I want to show that if I apply the Mergesort on a set $M$ with $n$ elements and divide $M$ in $2<b\le n$ parts instead of just $2$, that the I need $O(nlog_2 (b))$ time for the merging part.
So far I went and said I have $n = b^k$ elements. So I have k iterations of merging.
My first question, when I am merging, do I merge $b$ subsets together or just two?
So I went with $b$ subsets:
In the first merging part I have $b^k (b-1) $ comparisons.
In the next one I habe $b^{k-1} (b^2-1) $ comparisons.
So in general there are at most $\sum_{i=0}^k b^{k-i} (b^{i+1}-1) $ comparisons.
Now I set $k = log_b(n)$, but I cant get anywhere from there..
Is there another way to approach this Problem?
Regards,
Chiray
P.S.: I hope my English is good enough to understand this.
If you use a priority queue for the merging phase, you never need to have more than $b$ elements in the queue. The insertion cost is therefore $O(\log b)$ for common implementations of priority queues.
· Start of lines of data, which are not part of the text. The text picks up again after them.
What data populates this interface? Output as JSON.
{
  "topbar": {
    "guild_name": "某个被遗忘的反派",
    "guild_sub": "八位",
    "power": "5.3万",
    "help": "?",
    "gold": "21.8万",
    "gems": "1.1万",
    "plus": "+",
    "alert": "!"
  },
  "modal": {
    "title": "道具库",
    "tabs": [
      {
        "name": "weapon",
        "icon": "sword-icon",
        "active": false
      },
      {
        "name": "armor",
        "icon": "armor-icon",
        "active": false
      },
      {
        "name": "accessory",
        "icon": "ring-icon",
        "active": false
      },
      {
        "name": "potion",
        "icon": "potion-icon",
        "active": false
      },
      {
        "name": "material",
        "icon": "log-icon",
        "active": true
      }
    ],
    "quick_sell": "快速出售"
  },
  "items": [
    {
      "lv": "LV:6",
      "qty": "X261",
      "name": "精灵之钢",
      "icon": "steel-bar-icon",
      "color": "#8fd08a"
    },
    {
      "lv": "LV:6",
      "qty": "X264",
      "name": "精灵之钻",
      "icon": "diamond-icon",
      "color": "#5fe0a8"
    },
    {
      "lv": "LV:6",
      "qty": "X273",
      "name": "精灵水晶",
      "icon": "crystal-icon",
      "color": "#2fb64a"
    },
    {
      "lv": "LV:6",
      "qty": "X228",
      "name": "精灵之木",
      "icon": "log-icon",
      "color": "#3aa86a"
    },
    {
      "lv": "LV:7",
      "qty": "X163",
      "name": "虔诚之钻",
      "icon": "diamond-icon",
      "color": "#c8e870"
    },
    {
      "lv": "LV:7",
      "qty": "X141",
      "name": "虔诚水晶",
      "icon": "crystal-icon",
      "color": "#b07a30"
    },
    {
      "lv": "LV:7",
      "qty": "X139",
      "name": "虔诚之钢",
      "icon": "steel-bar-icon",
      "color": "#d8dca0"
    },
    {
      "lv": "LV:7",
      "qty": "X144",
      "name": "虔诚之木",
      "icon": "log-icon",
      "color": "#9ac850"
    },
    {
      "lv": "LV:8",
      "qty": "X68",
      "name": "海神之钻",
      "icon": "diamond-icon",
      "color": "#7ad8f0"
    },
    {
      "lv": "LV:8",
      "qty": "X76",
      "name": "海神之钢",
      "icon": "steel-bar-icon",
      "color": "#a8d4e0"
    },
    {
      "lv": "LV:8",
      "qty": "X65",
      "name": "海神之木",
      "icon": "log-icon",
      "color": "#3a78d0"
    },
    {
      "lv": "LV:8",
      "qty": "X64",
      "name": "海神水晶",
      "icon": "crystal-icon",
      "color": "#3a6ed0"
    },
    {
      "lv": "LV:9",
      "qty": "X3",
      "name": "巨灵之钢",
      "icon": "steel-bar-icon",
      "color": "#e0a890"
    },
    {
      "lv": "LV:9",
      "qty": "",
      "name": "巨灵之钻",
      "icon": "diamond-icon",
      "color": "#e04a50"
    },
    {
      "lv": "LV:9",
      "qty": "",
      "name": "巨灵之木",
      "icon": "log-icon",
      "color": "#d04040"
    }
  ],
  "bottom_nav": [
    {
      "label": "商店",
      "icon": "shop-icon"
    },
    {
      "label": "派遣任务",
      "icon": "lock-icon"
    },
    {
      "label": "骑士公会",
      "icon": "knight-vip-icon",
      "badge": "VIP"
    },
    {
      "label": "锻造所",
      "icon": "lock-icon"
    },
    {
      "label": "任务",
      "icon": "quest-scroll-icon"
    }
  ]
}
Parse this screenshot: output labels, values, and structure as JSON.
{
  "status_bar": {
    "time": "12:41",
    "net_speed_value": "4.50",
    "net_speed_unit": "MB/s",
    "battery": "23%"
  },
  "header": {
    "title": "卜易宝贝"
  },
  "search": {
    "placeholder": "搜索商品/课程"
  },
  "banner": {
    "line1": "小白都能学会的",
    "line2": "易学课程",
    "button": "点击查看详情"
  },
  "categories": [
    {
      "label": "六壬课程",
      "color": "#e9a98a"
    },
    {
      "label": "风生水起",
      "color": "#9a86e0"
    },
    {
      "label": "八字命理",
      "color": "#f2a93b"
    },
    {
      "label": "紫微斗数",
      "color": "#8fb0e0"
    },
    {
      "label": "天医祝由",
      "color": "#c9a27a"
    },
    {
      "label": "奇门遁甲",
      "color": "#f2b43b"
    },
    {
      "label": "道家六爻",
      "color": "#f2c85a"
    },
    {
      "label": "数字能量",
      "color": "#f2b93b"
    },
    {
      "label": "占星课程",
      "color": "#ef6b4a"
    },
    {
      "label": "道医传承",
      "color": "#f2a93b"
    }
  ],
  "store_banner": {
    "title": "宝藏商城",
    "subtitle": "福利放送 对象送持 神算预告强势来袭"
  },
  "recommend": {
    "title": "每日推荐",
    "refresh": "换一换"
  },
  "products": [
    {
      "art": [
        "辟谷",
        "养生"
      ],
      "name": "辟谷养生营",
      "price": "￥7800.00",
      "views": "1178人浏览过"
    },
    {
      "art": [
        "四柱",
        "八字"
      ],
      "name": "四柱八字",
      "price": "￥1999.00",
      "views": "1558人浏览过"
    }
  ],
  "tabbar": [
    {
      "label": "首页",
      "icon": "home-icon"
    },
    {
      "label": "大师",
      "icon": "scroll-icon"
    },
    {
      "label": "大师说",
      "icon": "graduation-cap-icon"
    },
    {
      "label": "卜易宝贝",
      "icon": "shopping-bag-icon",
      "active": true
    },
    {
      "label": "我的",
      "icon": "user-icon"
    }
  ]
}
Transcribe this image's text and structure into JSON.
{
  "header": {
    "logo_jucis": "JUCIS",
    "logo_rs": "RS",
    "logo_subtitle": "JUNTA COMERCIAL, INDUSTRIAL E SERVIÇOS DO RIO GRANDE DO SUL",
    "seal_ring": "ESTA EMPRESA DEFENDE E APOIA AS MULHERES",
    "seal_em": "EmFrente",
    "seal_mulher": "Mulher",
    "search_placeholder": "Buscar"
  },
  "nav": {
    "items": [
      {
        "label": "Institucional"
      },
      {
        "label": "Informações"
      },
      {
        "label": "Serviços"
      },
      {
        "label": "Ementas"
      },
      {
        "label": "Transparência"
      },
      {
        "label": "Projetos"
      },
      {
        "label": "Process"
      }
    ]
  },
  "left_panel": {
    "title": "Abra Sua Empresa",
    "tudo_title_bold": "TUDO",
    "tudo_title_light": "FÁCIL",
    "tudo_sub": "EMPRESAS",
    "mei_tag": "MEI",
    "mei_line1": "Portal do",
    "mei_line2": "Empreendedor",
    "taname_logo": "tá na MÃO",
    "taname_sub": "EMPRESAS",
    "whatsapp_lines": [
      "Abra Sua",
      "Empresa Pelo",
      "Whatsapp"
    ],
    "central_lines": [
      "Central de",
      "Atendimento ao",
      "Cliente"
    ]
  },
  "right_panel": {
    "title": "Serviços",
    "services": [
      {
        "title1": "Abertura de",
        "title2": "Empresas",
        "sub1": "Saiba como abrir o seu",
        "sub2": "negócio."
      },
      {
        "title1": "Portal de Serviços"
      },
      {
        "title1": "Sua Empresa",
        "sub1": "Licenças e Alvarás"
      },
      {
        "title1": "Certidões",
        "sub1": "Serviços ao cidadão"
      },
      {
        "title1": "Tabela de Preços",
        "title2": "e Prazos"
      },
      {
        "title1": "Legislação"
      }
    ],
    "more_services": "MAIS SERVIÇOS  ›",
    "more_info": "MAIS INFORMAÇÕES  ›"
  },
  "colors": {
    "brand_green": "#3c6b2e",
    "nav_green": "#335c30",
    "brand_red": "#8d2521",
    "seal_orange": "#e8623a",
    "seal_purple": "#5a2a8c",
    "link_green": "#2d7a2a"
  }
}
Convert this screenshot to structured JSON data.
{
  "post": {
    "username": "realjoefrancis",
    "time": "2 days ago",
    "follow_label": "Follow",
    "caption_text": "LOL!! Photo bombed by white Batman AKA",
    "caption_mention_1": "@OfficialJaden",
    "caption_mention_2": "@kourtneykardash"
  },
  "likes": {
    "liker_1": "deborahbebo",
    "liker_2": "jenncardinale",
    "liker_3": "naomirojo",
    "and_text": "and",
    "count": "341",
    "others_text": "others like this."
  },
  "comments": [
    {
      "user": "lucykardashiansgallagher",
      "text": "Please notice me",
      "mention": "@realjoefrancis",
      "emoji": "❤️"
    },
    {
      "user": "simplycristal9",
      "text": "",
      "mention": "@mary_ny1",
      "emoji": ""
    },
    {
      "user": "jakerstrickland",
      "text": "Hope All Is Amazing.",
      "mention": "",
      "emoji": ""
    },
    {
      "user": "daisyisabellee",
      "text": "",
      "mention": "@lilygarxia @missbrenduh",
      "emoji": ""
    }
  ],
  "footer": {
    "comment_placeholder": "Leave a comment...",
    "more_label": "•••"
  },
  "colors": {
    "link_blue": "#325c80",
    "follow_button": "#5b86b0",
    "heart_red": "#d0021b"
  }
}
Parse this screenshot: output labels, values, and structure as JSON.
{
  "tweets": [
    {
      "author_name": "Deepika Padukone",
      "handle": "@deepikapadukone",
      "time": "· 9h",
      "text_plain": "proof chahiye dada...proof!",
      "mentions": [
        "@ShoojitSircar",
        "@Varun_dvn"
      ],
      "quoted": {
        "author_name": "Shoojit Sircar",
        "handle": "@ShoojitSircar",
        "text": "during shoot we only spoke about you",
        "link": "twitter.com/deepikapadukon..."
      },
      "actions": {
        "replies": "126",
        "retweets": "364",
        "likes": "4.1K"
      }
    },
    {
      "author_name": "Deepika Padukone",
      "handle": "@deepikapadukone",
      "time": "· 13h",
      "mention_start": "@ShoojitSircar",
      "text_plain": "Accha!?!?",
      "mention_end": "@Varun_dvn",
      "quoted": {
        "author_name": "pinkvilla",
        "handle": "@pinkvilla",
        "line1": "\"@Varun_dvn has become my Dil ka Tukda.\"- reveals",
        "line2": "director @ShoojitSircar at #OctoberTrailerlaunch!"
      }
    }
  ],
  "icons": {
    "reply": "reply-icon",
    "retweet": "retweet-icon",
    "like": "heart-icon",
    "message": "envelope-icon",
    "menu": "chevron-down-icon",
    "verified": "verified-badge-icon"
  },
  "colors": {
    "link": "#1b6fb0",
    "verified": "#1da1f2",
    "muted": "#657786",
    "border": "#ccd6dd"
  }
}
The observation that leads to the use of a priority queue is simple. After the recursive calls, we have $b$ sorted lists. If we can efficiently keep track of the order of the $b$ elements at the fronts of those lists, we get to merge quickly. A priority queue can be used to store $b$ elements, each tagged with the list it comes from. The smallest element is extracted from the queue. Its tag tells us from which list to get another element. This new element is inserted in the queue.